Q - À quelles conditions la France signera-t-elle ce traité ?
R - Nous sommes encore loin de la signature. Je pense qu'il faut se laisser du temps, celui du débat démocratique. Le président de la République et le Premier ministre ont tracé des lignes rouges : diversité culturelle, services publics, secteur audiovisuel, agriculture, alimentation, préférences collectives en général. Pour la France, tout n'est pas négociable.
Q - La France a-t-elle chiffré ce qu'un tel accord peut lui rapporter ?
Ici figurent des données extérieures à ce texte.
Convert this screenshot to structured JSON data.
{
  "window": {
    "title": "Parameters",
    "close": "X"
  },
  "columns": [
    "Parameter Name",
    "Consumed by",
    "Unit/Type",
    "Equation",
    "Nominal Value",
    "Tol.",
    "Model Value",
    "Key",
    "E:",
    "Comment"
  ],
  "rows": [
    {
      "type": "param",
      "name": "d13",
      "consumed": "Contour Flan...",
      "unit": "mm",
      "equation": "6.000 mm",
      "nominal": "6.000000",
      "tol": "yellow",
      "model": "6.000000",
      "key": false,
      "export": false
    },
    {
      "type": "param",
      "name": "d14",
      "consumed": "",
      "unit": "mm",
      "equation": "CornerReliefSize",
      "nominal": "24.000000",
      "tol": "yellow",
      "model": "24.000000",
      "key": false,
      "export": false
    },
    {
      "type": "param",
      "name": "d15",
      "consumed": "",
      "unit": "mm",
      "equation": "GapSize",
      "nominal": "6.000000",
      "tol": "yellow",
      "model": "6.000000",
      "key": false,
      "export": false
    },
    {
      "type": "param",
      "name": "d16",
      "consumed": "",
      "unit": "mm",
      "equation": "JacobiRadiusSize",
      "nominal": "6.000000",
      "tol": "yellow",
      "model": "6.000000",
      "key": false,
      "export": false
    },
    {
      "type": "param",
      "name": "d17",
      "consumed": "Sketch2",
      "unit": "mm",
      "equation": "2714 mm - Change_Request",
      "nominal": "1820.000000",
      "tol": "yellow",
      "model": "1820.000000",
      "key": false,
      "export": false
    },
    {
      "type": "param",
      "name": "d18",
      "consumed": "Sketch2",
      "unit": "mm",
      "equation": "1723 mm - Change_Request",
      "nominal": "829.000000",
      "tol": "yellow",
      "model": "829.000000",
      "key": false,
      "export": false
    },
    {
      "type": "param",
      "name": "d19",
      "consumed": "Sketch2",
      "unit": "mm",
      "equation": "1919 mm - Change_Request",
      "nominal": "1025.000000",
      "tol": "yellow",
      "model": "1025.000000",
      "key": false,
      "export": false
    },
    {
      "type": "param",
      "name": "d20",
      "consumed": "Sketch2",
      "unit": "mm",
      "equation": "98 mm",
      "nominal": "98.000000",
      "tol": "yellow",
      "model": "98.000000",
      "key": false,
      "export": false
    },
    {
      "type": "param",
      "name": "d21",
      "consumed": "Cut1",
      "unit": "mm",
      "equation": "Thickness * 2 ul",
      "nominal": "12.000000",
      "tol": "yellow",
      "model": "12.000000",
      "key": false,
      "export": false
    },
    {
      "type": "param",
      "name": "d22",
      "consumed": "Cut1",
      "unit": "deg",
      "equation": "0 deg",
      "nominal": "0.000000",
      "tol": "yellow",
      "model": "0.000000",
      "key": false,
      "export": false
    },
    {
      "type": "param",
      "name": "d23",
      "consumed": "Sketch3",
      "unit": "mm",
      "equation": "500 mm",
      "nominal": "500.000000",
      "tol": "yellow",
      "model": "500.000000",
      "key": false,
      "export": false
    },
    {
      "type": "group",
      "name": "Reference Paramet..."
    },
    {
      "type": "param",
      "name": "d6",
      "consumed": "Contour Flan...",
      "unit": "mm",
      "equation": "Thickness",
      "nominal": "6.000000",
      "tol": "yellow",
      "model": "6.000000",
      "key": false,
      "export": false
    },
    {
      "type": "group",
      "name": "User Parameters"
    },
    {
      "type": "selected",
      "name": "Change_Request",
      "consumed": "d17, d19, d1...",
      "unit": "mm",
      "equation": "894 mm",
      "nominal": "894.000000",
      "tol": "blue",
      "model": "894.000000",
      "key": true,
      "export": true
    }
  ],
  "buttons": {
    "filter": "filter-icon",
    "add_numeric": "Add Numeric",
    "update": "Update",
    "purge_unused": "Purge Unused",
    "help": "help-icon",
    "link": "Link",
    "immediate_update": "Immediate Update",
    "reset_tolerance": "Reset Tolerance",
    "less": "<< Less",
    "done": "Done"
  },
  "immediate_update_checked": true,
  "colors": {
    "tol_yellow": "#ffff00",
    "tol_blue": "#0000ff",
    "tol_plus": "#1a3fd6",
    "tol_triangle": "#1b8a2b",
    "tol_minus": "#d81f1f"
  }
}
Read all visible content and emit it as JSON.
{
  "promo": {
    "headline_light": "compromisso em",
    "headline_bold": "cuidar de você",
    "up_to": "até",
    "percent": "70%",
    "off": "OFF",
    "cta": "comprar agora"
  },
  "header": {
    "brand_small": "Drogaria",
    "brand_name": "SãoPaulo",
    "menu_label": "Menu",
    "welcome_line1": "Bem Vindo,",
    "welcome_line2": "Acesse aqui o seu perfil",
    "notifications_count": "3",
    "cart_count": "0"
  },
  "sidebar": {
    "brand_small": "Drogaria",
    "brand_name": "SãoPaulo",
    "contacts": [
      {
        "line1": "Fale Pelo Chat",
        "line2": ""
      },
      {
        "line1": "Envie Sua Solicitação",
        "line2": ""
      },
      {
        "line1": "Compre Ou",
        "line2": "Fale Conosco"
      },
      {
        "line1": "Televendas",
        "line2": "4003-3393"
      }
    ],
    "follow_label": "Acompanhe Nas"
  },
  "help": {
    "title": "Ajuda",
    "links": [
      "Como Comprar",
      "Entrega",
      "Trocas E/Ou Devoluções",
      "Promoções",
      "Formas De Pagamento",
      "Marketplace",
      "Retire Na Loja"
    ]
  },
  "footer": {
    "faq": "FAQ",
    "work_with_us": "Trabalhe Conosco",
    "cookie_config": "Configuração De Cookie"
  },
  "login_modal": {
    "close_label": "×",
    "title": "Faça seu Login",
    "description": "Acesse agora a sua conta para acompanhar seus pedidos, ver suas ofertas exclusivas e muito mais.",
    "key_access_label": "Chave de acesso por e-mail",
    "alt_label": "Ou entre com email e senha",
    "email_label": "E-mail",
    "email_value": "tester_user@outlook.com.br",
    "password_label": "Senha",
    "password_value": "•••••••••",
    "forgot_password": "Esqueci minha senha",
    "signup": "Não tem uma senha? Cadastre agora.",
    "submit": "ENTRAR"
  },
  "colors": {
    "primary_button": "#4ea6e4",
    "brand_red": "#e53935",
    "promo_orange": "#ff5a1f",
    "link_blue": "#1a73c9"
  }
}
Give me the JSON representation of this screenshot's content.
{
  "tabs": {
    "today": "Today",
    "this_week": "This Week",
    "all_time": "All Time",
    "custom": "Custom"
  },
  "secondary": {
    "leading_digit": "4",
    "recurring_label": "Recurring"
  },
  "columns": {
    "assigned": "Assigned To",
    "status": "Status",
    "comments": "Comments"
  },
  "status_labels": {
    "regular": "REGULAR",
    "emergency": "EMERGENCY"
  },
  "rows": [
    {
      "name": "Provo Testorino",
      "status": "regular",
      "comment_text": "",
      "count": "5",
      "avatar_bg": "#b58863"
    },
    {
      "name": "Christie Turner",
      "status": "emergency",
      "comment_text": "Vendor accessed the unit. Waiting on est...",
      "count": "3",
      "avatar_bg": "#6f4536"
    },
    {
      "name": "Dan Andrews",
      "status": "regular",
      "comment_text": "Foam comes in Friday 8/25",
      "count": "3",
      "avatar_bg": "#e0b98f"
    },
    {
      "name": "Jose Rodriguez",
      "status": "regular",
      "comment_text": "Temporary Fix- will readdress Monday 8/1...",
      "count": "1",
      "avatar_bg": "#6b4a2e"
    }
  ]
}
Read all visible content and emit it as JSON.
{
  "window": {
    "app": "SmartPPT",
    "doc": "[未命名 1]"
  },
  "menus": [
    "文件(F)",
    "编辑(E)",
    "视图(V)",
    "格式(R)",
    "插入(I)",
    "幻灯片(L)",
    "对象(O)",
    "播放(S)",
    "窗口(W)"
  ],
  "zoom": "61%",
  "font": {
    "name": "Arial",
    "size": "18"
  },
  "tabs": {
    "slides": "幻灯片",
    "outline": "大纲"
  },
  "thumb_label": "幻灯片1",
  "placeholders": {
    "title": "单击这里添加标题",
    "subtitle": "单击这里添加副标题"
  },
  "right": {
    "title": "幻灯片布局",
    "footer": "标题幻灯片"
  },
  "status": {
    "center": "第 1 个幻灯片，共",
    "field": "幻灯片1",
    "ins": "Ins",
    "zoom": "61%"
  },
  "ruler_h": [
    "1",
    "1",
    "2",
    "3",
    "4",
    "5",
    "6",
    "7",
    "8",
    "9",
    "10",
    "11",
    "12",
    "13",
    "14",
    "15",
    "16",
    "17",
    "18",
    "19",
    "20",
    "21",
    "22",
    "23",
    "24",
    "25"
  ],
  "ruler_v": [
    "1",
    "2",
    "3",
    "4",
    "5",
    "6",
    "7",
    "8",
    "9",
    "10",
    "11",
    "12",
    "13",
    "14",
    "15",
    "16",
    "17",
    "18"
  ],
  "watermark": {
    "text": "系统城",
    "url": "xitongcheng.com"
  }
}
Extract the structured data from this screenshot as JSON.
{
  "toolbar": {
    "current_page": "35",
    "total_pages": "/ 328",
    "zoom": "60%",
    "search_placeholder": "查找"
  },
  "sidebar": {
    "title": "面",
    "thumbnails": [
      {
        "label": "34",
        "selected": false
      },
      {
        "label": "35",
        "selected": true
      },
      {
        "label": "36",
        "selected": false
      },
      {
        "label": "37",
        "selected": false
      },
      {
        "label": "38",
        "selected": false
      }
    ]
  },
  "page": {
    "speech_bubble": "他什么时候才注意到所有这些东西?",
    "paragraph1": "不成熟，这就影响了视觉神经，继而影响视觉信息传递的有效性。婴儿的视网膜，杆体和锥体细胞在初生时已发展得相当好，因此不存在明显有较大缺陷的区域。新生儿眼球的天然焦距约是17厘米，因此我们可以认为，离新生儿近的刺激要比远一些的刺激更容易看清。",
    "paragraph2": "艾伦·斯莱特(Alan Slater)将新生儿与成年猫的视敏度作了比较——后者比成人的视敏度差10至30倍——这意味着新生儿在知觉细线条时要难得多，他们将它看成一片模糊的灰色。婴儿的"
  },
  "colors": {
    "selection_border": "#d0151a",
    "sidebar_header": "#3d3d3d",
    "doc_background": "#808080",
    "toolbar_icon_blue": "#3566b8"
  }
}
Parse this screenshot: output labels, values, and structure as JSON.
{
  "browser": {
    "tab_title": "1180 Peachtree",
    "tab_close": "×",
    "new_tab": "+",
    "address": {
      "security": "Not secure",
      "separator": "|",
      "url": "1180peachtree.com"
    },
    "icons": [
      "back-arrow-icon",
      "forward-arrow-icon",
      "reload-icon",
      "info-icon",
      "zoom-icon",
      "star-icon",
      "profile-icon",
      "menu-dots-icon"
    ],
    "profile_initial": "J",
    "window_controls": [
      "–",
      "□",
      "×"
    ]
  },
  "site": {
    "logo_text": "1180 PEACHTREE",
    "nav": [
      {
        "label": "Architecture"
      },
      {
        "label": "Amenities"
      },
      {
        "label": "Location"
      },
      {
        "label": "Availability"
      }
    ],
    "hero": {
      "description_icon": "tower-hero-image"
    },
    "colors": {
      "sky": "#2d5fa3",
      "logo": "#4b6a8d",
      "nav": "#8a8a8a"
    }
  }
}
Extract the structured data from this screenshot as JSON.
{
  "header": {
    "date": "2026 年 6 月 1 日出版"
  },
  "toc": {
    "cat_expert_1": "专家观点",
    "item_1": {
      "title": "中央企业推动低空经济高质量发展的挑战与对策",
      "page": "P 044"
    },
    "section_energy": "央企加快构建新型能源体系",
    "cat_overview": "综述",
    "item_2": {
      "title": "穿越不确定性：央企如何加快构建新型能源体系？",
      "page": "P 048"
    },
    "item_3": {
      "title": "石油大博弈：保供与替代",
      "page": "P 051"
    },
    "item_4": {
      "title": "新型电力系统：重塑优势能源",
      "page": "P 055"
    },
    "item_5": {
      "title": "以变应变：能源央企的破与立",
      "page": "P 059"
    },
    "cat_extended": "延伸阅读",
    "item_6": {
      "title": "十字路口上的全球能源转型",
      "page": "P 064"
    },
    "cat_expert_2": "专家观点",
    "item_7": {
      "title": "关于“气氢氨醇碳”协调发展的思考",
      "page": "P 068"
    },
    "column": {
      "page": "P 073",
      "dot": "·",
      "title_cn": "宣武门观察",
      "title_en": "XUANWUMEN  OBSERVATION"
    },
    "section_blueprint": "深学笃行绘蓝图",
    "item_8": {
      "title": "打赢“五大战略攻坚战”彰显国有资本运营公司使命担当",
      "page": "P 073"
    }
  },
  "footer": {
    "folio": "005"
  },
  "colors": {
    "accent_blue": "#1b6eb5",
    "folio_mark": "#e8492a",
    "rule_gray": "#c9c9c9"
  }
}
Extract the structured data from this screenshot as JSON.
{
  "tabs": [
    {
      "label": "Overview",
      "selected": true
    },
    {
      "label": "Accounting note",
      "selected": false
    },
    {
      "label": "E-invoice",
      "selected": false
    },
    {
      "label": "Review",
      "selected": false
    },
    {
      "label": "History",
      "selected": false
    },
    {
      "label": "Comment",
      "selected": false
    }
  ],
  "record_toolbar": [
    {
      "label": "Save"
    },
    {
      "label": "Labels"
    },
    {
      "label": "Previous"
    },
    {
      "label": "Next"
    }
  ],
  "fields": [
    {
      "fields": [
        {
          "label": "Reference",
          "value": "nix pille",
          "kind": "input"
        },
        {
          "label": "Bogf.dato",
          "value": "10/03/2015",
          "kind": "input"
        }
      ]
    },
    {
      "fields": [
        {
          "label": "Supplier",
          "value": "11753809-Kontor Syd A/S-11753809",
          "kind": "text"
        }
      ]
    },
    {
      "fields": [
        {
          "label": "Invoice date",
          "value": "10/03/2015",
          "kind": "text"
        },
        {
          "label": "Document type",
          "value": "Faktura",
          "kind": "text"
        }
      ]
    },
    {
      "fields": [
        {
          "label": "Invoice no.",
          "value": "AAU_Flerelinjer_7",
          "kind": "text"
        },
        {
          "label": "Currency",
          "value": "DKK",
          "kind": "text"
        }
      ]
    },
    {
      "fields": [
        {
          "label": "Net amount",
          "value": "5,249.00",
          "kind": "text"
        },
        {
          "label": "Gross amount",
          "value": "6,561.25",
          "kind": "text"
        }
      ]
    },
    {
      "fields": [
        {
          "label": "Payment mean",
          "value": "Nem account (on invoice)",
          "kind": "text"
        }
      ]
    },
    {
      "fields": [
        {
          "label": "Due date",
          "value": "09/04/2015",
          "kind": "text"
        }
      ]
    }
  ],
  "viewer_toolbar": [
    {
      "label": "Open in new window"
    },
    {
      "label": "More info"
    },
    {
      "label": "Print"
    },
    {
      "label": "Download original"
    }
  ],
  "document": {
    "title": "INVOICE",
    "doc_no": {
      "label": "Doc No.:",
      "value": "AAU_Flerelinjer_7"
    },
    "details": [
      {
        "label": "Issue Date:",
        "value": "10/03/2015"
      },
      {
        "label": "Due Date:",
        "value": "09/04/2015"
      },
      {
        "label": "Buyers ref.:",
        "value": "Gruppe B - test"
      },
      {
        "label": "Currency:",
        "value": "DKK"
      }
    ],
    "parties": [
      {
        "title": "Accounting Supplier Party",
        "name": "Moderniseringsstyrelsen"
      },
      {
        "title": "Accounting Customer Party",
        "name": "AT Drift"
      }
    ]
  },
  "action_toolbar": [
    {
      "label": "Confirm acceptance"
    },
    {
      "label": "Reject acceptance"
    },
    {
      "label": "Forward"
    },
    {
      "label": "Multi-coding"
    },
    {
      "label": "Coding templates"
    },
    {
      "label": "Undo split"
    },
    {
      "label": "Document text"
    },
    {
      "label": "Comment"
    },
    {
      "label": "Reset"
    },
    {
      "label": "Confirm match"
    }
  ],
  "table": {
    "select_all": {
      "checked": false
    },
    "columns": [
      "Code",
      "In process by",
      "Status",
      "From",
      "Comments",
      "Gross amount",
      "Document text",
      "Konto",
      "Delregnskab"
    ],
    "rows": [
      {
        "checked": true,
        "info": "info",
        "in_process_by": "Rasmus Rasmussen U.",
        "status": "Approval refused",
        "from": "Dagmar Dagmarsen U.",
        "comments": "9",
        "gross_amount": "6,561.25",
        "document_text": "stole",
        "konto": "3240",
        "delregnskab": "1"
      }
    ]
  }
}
R - Il n'existe pas de chiffrages incontestables, mais nous avons des intérêts offensifs forts. Je pense d'abord à l'accès aux marchés américains, y compris au niveau des États fédérés : ce serait un levier de croissance très important. Nous sommes aussi compétitifs sur certains secteurs pour lesquels il existe encore des barrières tarifaires assez élevées : produits laitiers, textile... Les États-Unis ont une économie très dynamique, et nous pourrions bénéficier de leur demande. Un accord bien négocié pourrait être bénéfique à nos PME.
Q - Quelle est la position de la France sur les «tribunaux arbitraux» ?
R - Une consultation est en cours au niveau européen. On connaîtra ses résultats en novembre. J'y serai très attentif. De nombreuses questions de fond sont posées : droit des États à réguler, accessibilité de la justice, indépendance des arbitres...
Les sociaux-démocrates allemands ne veulent pas des tribunaux arbitraux, notamment dans l'accord EuropeCanada (Ceta)...
Ces dispositifs ne sont pas nouveaux : ils existent dans de nombreux accords bilatéraux signés par la France elle-même, car c'est notre intérêt de défendre nos investisseurs. C'est un élément de complexité dans ce débat. Si l'on regarde secteur par secteur, le Ceta est positif pour l'économie française : il permettra notamment, s'il est adopté, un accès aux marchés publics canadiens, y compris au niveau des marchés fédérés. C'est une première. Il protégera les productions françaises grâce à 42 indications géographiques françaises reconnues. Ce sont des avancées substantielles, parmi d'autres. Mais la question de l'arbitrage investisseurs-États est clairement sur la table.